In 1928, Excelsior-Henderson was in third place in the US motorcycle market behind Indian and Harley-Davidson. When the Great Depression wreaked havoc in late October 1929, worldwide gross domestic product (GDP) fell an estimated 15 percent by 1932 (by comparison, worldwide GDP fell by less than 1 percent from 2008 to 2009 during the Great Recession). In many countries, the negative effects of the Great Depression lasted until the beginning of World War II in 1939. Bicycle czar Ignaz Schwinn—who purchased Excelsior in 1912 and Henderson in 1917—ceased motorcycle operations in September 1931.
How did Indian survive? We have the great-grandson of industrialist Éleuthère Irénée du Pont de Nemours, patriarch of the mighty du Pont family, to thank.
Born in 1887, Éleuthère Paul du Pont studied engineering in school. As a teenager, he built his own engine that he mounted on a bicycle. He later owned and modified an early Indian single-cylinder motorcycle.
By 1916, he established a small marine engine manufacturing plant in his hometown of Wilmington, Delaware, which evolved into a low-production automaker by the end of the 1910s. The DuPont Motors Company made popular luxury automobiles during the 1920s. The du Pont family’s interest in Indian began in 1923, when E. Paul’s brother, Francis, bought $300,000 worth of stock.
By the early 1930s, DuPont Motors merged with Indian Motorcycle and ceased auto production. E. Paul, 43, became the president of Indian. He put Loring Hosley in charge of operations. Under Hosley’s leadership, Indian resumed introducing annual model lineups, starting with the Model 203 Scout and Scout Pony in 1932, and the Sport Scout in 1934.
Indian introduced the 1936 “upside-down” four, which had an exhaust over intake (EOI) design, as well as models featuring instrument panels atop their fuel tanks. Stylist Briggs Weaver, a former DuPont Motors car designer, dreamed up the new streamlined designs that were to become a hallmark of Indian style.
Under du Pont, Indian was also the leading factory in early AMA Class C racing competition with rider Ed Kretz becoming Class C racing’s first big star. Kretz won the first Daytona 200 on a race-prepped Indian Sport Scout in 1937. In 1938, a Sturgis-based Indian Motorcycle club known as the Jackpine Gypsies held a race called the Black Hills Classic, which evolved into the popular Sturgis Motorcycle Rally.

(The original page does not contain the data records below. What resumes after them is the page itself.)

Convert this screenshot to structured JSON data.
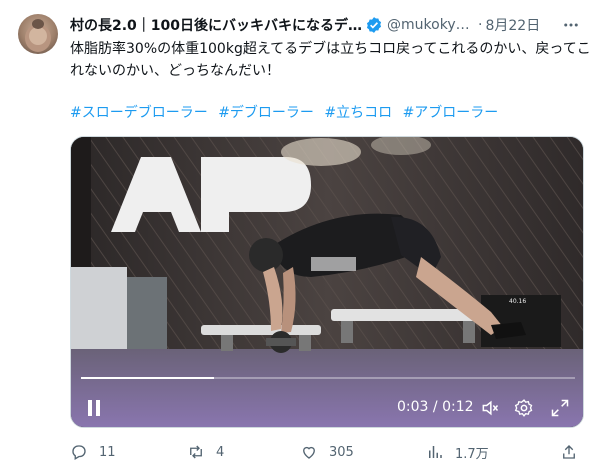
{
  "tweet": {
    "display_name": "村の長2.0｜100日後にバッキバキになるデ…",
    "handle": "@mukokyu…",
    "dot": "·",
    "date": "8月22日",
    "text": "体脂肪率30%の体重100kg超えてるデブは立ちコロ戻ってこれるのかい、戻ってこれないのかい、どっちなんだい！",
    "hashtags": [
      "#スローデブローラー",
      "#デブローラー",
      "#立ちコロ",
      "#アブローラー"
    ]
  },
  "video": {
    "current_time": "0:03",
    "separator": "/",
    "duration": "0:12",
    "progress": 0.27,
    "sign_text": "40.16"
  },
  "actions": {
    "replies": "11",
    "reposts": "4",
    "likes": "305",
    "views": "1.7万"
  },
  "colors": {
    "accent": "#1d9bf0",
    "muted": "#536471",
    "text": "#0f1419"
  },
  "icons": [
    "verified-badge-icon",
    "more-icon",
    "pause-icon",
    "mute-icon",
    "settings-icon",
    "fullscreen-icon",
    "reply-icon",
    "repost-icon",
    "like-icon",
    "views-icon",
    "share-icon"
  ]
}
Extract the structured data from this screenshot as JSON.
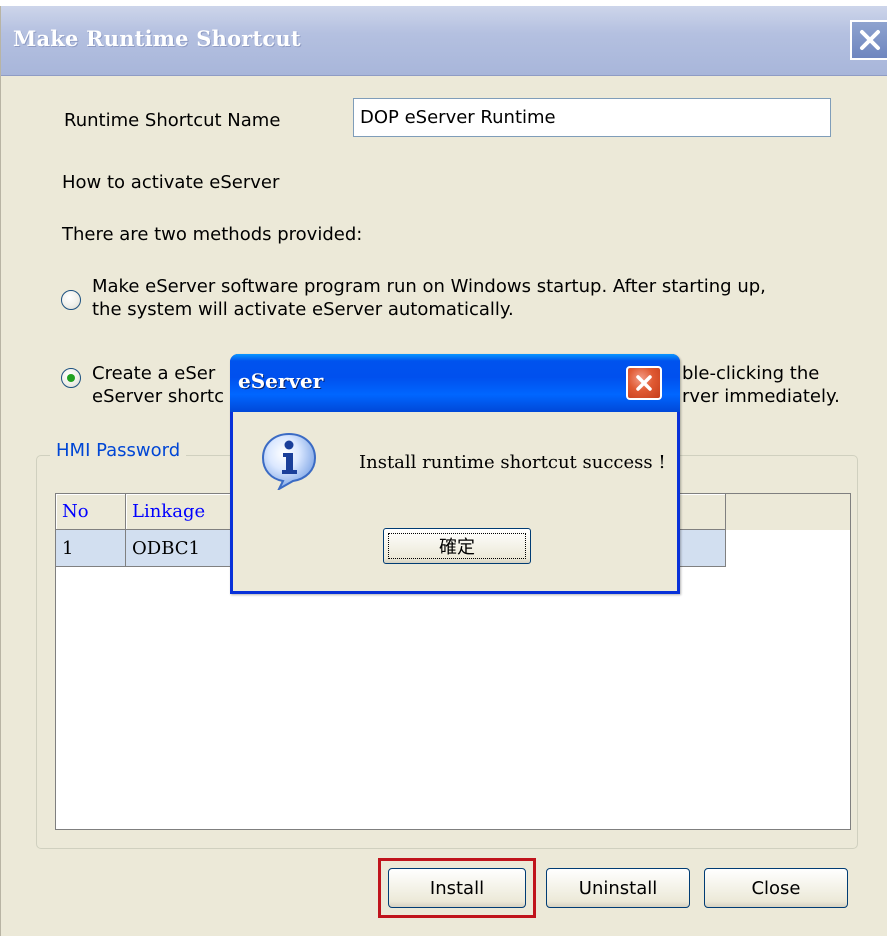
{
  "window": {
    "title": "Make Runtime Shortcut"
  },
  "form": {
    "shortcut_name_label": "Runtime Shortcut Name",
    "shortcut_name_value": "DOP eServer Runtime",
    "activate_heading": "How to activate eServer",
    "methods_heading": "There are two methods provided:",
    "option1_line1": "Make eServer software program run on Windows startup. After starting up,",
    "option1_line2": "the system will activate eServer automatically.",
    "option1_selected": false,
    "option2_line1_left": "Create a eSer",
    "option2_line1_right": "ble-clicking the",
    "option2_line2_left": "eServer shortc",
    "option2_line2_right": "rver immediately.",
    "option2_selected": true
  },
  "password_group": {
    "legend": "HMI Password",
    "columns": [
      "No",
      "Linkage"
    ],
    "rows": [
      {
        "no": "1",
        "linkage": "ODBC1"
      }
    ]
  },
  "buttons": {
    "install": "Install",
    "uninstall": "Uninstall",
    "close": "Close"
  },
  "message_box": {
    "title": "eServer",
    "message": "Install runtime shortcut success !",
    "ok_label": "確定",
    "icon": "info-icon"
  },
  "colors": {
    "dialog_bg": "#ece9d8",
    "xp_blue": "#0053ee",
    "highlight_red": "#c0141c",
    "group_legend": "#0046d5",
    "grid_header_text": "#0000ff",
    "selected_row": "#d2dff0"
  }
}
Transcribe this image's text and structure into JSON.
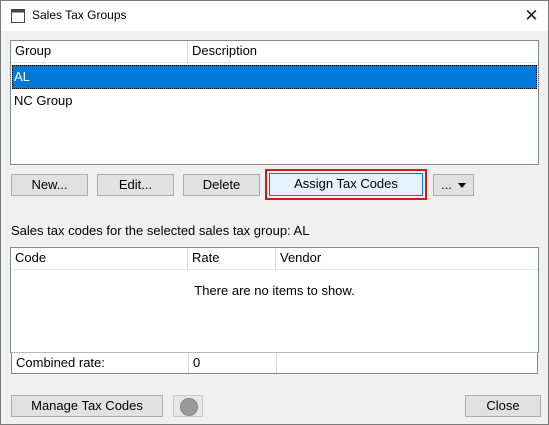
{
  "window": {
    "title": "Sales Tax Groups",
    "close_glyph": "✕",
    "icon": "window-icon"
  },
  "groups_list": {
    "columns": [
      "Group",
      "Description"
    ],
    "rows": [
      {
        "group": "AL",
        "description": "",
        "selected": true
      },
      {
        "group": "NC Group",
        "description": "",
        "selected": false
      }
    ]
  },
  "actions": {
    "new": "New...",
    "edit": "Edit...",
    "delete": "Delete",
    "assign": "Assign Tax Codes",
    "more": "..."
  },
  "codes_section": {
    "label": "Sales tax codes for the selected sales tax group: AL",
    "columns": [
      "Code",
      "Rate",
      "Vendor"
    ],
    "empty_message": "There are no items to show.",
    "combined_rate_label": "Combined rate:",
    "combined_rate_value": "0"
  },
  "footer": {
    "manage": "Manage Tax Codes",
    "close": "Close"
  },
  "colors": {
    "selection": "#0078d7",
    "highlight_border": "#d0191f"
  }
}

E. Paul himself road tested motorcycles and was involved in the development of Indian’s 841 military model, his personal favorite ride for many years. He also consulted on engineering and product design. Many members of the wealthy duPont family became avid motorcyclists. E. Paul’s son, Jacques, became an AMA professional racer in the 1950s and competed a number of years in the Isle of Man TT. Another son, Stephen, was a member of Indian’s engineering department and contributed to the development of the Big Base Scout.
By 1939, the company was earning unprecedented profits, in part due to the military demands of the Allies at the start of World War II and the rush of domestic buyers anticipating the scaling back of civilian production during a time of war.
In 1945, a group headed by Ralph Rogers purchased a controlling interest of the company. On November 1, 1945, E. Paul duPont formally turned the operations of Indian Motorcycle over to Rogers, then retired to his family estate in Delaware. He tinkered in his small machine shop, and passed away on September 26, 1950. He was 63, the same age as his great-grandfather when he died in 1834.